Muderkitten just made ugly cry-face and ugly cry-noises.

"I got his back, okay, man?" Sam continued a littany of consolation until that awful sound of sniffling stopped. “You gonna untie me now?”

Murderkitten said nothing. Murderkitten didn't so much as blink.

And that was when Sam Wilson knew he was wholly, entirely, royally fucked. “Man, I fucking hate you.”

“Steve needs someone on his six,” the man formerly known as Bucky Barnes said, rifling through Sam’s suitcase. “Right now it can’t be me.”

“Oh, so you want me to explain that to him?” Sam snarled. “‘Gee, sorry, Cap, I had your best pal and let him go’. You know how dead my black ass would be?”

 Barnes only shrugged. “Don’t tell him.”

“Hey—hey! That’s my wallet!” Sam protested.

 Barnes ignored him. Pocketed the cash. Pulled out a clean ball of Sam’s socks.

“DO NOT LEAVE ME HERE,” Sam shouted as he understood what exactly Barnes meant to do with those socks. “Motherfucker you DO NOT LEAVE ME HERE.”

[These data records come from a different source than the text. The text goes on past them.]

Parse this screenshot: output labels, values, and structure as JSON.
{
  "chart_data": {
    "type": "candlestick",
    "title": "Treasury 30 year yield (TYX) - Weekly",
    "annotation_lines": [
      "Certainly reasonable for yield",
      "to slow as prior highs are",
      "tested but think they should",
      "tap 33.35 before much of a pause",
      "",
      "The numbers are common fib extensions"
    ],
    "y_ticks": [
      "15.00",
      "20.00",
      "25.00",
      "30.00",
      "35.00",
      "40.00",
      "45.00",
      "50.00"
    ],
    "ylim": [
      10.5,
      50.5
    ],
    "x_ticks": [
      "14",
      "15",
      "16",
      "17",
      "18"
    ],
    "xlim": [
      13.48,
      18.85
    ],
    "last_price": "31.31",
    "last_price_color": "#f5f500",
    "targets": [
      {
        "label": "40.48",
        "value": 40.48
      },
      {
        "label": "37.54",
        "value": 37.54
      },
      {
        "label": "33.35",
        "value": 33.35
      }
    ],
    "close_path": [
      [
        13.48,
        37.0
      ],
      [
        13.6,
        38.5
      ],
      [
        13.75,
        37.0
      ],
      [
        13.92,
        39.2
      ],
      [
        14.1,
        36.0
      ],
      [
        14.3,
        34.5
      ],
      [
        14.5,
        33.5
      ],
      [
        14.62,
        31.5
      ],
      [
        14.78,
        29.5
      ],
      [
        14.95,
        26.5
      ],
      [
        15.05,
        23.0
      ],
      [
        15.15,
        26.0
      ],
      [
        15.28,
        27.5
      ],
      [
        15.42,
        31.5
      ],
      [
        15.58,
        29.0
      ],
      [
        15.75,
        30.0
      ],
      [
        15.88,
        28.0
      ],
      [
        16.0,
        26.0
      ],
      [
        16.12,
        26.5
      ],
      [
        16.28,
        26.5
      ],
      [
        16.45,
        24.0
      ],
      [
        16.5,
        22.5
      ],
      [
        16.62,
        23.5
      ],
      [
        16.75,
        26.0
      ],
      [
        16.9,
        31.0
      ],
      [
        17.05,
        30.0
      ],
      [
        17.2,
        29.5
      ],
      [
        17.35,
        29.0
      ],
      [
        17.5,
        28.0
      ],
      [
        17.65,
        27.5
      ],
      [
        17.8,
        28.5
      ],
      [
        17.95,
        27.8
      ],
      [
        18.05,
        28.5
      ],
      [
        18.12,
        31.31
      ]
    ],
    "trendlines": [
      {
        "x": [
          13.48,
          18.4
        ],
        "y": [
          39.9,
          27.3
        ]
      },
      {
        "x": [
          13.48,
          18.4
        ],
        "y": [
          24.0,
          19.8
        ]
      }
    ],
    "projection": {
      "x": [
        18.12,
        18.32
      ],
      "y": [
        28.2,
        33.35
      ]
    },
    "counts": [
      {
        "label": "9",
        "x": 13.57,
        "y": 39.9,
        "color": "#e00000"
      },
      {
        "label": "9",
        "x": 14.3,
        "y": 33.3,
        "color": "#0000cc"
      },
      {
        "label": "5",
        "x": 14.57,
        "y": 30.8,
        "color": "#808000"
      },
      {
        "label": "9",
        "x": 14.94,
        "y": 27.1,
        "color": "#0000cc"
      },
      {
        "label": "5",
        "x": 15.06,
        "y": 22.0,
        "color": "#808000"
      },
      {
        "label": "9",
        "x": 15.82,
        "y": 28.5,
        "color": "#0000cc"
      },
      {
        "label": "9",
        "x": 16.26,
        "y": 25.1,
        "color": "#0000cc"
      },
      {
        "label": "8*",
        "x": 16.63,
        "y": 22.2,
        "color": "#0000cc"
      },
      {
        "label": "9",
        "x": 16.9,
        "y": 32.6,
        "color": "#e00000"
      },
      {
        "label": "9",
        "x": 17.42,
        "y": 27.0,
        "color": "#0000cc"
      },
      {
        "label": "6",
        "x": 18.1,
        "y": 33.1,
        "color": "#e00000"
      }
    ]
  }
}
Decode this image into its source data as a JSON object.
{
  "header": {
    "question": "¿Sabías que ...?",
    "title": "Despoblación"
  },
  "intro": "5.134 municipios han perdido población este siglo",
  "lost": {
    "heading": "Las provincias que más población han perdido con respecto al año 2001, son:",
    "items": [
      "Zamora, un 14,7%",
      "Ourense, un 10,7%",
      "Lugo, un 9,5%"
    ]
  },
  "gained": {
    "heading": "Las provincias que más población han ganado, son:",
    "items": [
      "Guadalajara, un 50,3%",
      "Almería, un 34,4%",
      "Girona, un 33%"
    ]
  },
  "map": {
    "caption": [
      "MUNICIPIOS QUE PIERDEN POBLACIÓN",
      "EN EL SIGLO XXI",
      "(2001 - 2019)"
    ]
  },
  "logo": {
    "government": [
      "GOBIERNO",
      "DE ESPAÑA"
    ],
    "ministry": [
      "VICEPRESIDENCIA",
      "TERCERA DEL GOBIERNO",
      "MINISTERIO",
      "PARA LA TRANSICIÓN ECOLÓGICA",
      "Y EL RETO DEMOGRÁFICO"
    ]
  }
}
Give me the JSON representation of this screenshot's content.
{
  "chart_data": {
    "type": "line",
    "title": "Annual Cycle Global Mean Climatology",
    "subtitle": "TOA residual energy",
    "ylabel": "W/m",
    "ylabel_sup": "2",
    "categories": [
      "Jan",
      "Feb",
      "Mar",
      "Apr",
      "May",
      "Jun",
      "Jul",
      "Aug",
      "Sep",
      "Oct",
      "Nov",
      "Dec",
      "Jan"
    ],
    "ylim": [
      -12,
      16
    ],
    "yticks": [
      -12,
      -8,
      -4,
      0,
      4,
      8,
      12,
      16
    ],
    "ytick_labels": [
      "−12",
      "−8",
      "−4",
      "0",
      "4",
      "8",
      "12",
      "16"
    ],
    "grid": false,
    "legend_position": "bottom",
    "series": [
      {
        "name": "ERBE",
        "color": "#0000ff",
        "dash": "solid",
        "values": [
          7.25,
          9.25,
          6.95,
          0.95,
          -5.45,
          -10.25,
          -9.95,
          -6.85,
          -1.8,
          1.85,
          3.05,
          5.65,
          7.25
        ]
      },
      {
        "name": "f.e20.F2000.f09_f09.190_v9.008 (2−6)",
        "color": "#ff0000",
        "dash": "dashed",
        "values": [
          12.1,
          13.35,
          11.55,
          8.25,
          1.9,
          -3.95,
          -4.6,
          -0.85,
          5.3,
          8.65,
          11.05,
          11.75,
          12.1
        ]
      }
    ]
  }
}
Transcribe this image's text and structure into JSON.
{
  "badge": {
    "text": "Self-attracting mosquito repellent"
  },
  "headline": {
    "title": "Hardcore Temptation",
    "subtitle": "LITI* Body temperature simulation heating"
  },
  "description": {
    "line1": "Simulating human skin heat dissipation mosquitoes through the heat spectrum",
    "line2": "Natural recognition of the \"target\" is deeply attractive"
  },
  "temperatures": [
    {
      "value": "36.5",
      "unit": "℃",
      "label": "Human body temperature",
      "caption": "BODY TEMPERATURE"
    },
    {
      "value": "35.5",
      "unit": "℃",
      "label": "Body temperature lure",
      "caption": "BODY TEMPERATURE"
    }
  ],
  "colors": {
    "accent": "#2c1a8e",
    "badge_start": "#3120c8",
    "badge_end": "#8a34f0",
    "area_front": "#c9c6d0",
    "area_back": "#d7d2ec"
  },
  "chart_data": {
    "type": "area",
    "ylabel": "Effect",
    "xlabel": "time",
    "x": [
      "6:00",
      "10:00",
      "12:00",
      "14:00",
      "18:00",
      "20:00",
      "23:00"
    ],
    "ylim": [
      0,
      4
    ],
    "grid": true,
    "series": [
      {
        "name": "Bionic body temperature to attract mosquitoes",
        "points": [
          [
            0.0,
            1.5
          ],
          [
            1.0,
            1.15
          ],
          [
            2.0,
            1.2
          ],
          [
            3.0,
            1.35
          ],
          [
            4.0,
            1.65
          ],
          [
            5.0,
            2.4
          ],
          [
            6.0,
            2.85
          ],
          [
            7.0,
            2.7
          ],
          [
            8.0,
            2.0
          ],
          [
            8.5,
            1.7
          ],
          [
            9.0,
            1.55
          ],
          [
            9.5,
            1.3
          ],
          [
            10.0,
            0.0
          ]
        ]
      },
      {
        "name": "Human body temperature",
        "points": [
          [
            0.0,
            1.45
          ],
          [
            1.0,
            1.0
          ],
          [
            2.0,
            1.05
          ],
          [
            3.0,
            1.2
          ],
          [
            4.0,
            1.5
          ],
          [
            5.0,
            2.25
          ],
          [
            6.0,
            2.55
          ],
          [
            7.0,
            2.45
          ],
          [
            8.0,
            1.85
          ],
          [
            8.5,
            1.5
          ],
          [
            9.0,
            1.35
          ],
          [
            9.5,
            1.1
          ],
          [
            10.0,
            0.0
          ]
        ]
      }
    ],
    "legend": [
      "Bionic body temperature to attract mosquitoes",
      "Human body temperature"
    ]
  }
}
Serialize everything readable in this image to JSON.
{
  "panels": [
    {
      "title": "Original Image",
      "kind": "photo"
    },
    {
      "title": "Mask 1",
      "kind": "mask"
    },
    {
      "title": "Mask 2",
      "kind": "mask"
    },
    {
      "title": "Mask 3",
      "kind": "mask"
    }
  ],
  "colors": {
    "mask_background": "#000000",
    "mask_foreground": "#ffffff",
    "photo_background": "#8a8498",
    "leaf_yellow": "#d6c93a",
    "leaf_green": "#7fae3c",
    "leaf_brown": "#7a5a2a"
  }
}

“Stop following me,” Barnes commanded.

“Don’t you do it!” Sam twisted away, sending himself spinning again. “Goddamnit Barnes don’t you fucking do it!”

“Here,” Sam felt rather than saw the bowie slip into his own grasp. “You should be able to get free in half an hour or so.”

Sam just glared. “Where are my wings, motherfucker?” he asked as the gag got shoved unceremoniously between his teeth.

“FEDEX,” Barnes walked away without a second glance.

Then— “Don’t tell Steve.” And he moved the ‘do not disturb’ sign to the outside of the door.

“Fuggu!” Sam snarled through a mouthful of silk/wool blend socks. Current predicament in a shitty motel aside, Samuel Thomas WIlson was a master in the art of treat yo self.

And oh? Those knots? Try three fucking hours. Murderkitten definitely needed a lesson on safe words and proper bondage techniques before his reunion with Steve. ‘Cause this right here? Not cool, man. Not fucking cool at all.